Not too long after that, I started writing my own open source libraries, and publishing them on the web. And before too long, people began using those projects! And then they started contributing to them as well! In a way, one of my main griefs with working for a company has always been that there are so few people with which you can talk about the things you do all day. And now, suddenly, random people from all over the world are showing interest and help for the things I do in my spare time! I really can't emphasize enough how much this involvement with the open source community and other people has improved my view of the world, and my understanding of the work I do!

My next adventure

This has been a summary of the things I did so far.
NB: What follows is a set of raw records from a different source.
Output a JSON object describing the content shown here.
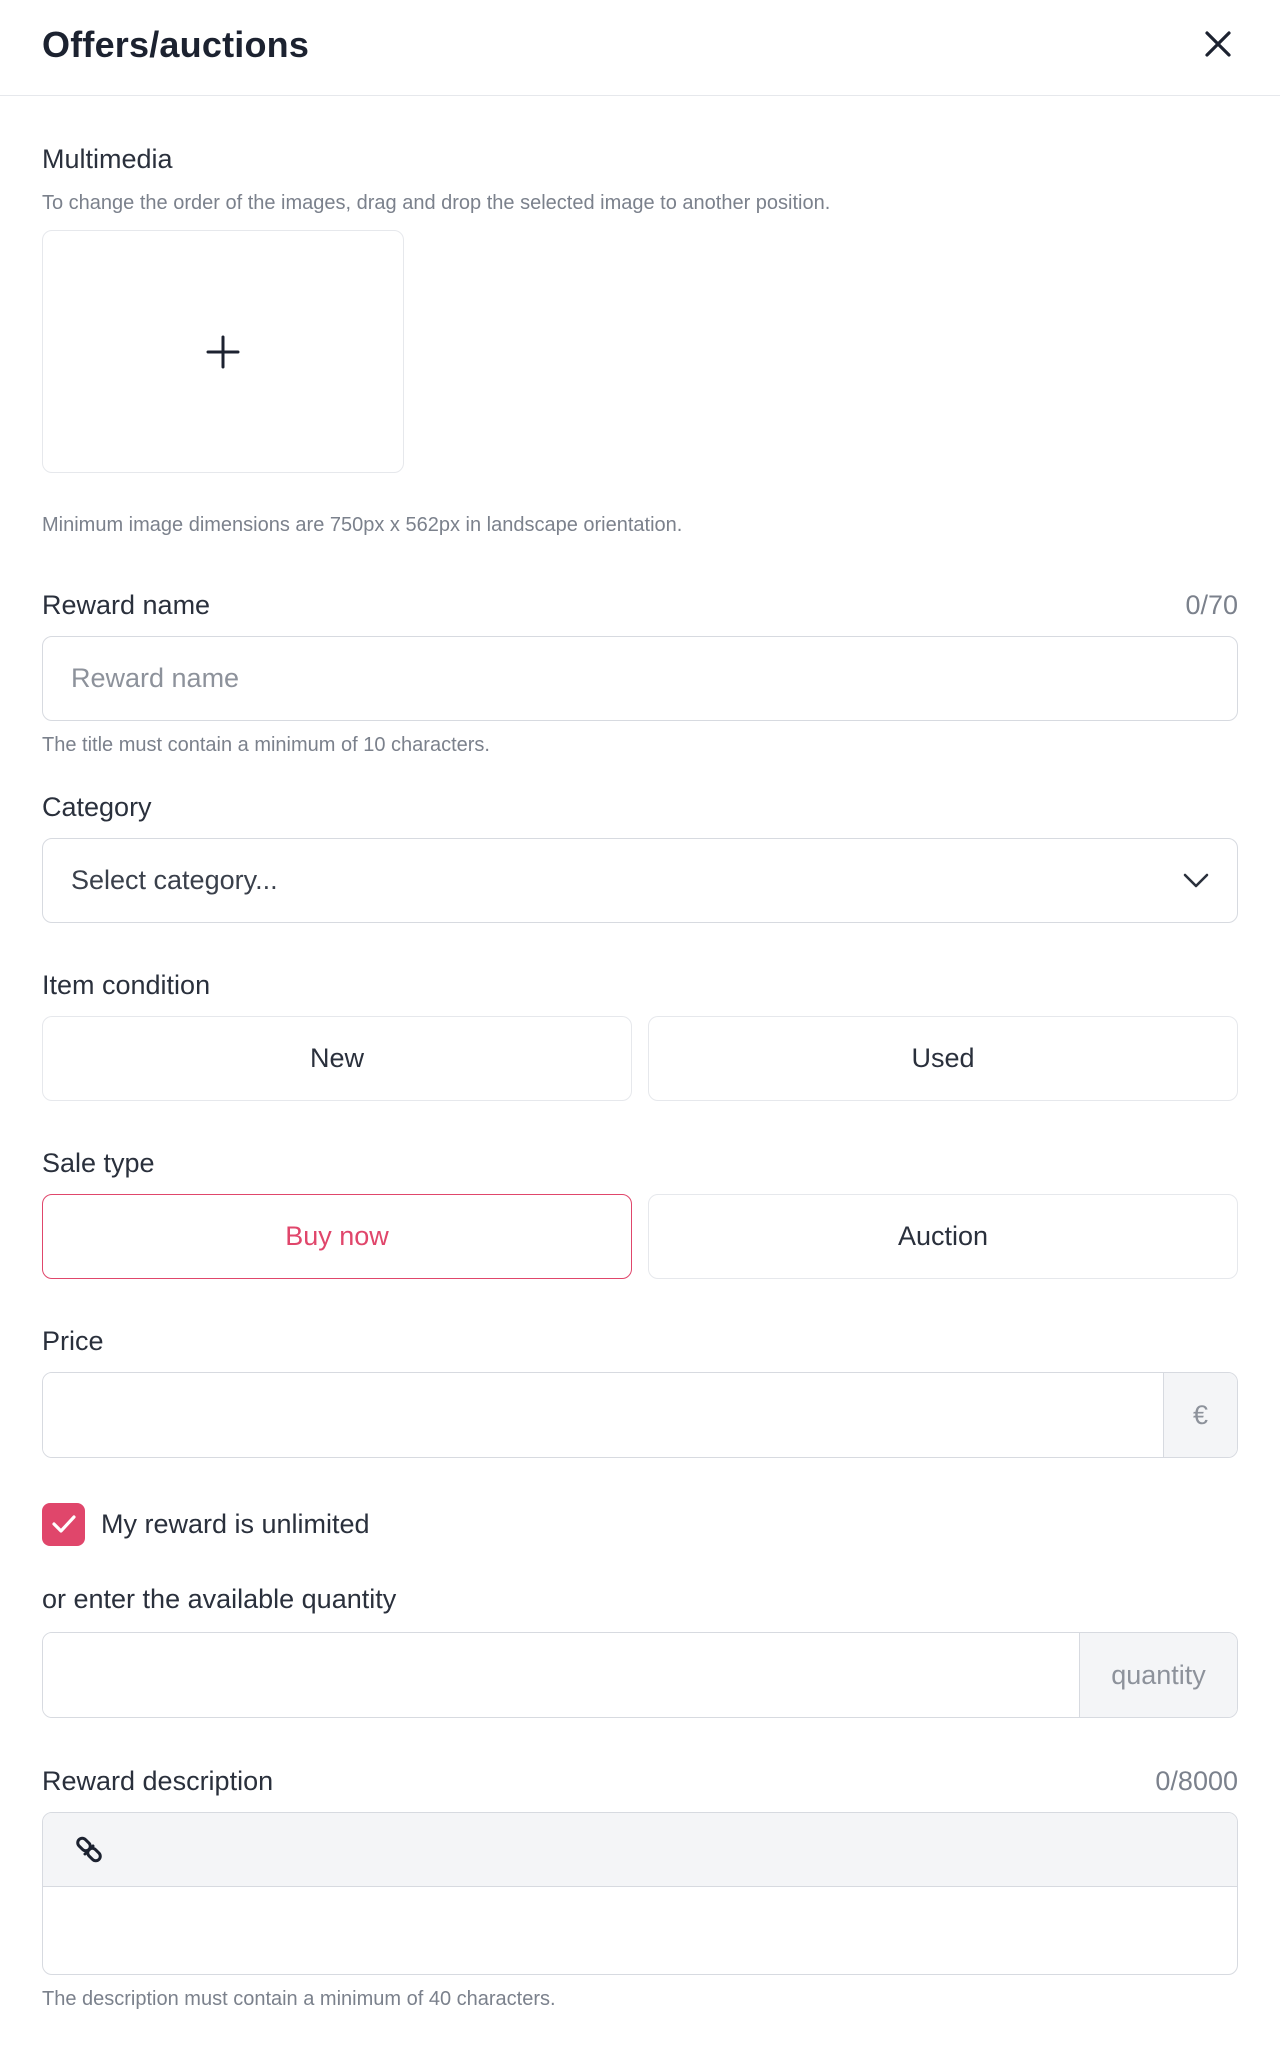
{
  "header": {
    "title": "Offers/auctions"
  },
  "multimedia": {
    "label": "Multimedia",
    "hint": "To change the order of the images, drag and drop the selected image to another position.",
    "dimensions_hint": "Minimum image dimensions are 750px x 562px in landscape orientation."
  },
  "reward_name": {
    "label": "Reward name",
    "counter": "0/70",
    "placeholder": "Reward name",
    "value": "",
    "hint": "The title must contain a minimum of 10 characters."
  },
  "category": {
    "label": "Category",
    "selected": "Select category..."
  },
  "item_condition": {
    "label": "Item condition",
    "options": [
      "New",
      "Used"
    ]
  },
  "sale_type": {
    "label": "Sale type",
    "options": [
      "Buy now",
      "Auction"
    ],
    "selected": "Buy now"
  },
  "price": {
    "label": "Price",
    "value": "",
    "currency": "€"
  },
  "unlimited": {
    "label": "My reward is unlimited",
    "checked": true
  },
  "quantity": {
    "label": "or enter the available quantity",
    "value": "",
    "addon": "quantity"
  },
  "description": {
    "label": "Reward description",
    "counter": "0/8000",
    "hint": "The description must contain a minimum of 40 characters."
  },
  "icons": {
    "close": "close-icon",
    "add": "plus-icon",
    "dropdown": "chevron-down-icon",
    "check": "check-icon",
    "link": "link-icon"
  },
  "colors": {
    "accent": "#e0466b",
    "border": "#d7dae0",
    "muted_text": "#7b818c"
  }
}
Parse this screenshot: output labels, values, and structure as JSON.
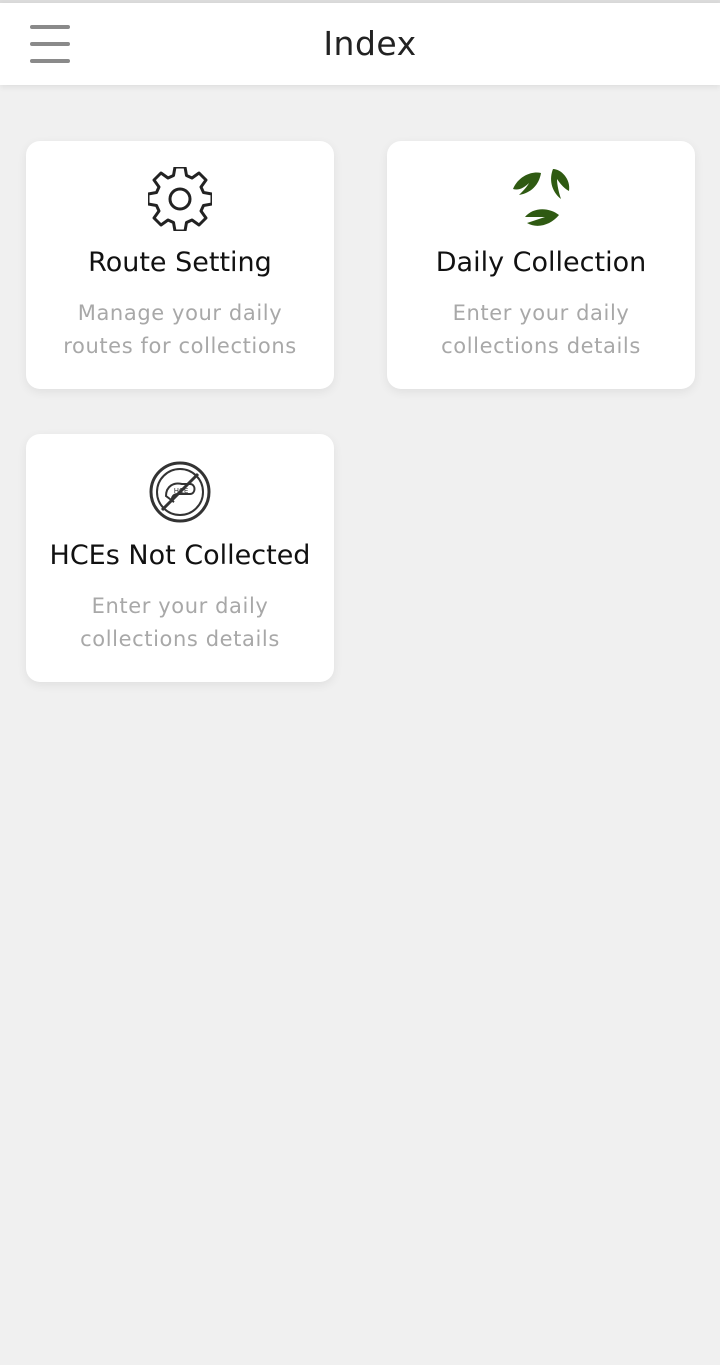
{
  "header": {
    "title": "Index",
    "menu_icon": "hamburger-menu-icon"
  },
  "cards": [
    {
      "title": "Route Setting",
      "description": "Manage your daily routes for collections",
      "icon": "gear-icon"
    },
    {
      "title": "Daily Collection",
      "description": "Enter your daily collections details",
      "icon": "leaves-icon",
      "icon_color": "#2f5a12"
    },
    {
      "title": "HCEs Not Collected",
      "description": "Enter your daily collections details",
      "icon": "hce-not-collected-icon",
      "icon_label": "HCE"
    }
  ],
  "colors": {
    "background": "#f0f0f0",
    "card": "#ffffff",
    "title_text": "#111111",
    "description_text": "#a8a8a8"
  }
}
It has been an incredible journey, and one that never stopped to surprise me. Now I am finishing my master's thesis, and getting ready for a doctorate after that. All the work I did and do is based on the incredible work of people before me. At least for the time being, I want this to be the goal of my further work: To advance the sum total knowledge of the world, if only by a tiny bit.

For this, my most important tool is still programming. Learning how to program is an immensely valuable skill, and doubly so if your job title is not "developer" or "programmer". Programming is not just a tool to talk to the computer and earn a living. We should not forget that programming is also a rich thinking tool for trying out new ideas, and sharing them with other people.

For the moment, I have no desire for being beholden to some company dictating my goals and hiding my achievements. Writing this up has proven to be a very liberating and insightful experience for myself, just the way my research journal is for my day-to-day work. Putting ideas and algorithms in writing is an incredibly useful tool for finding one's place in the world and contributing to its betterment!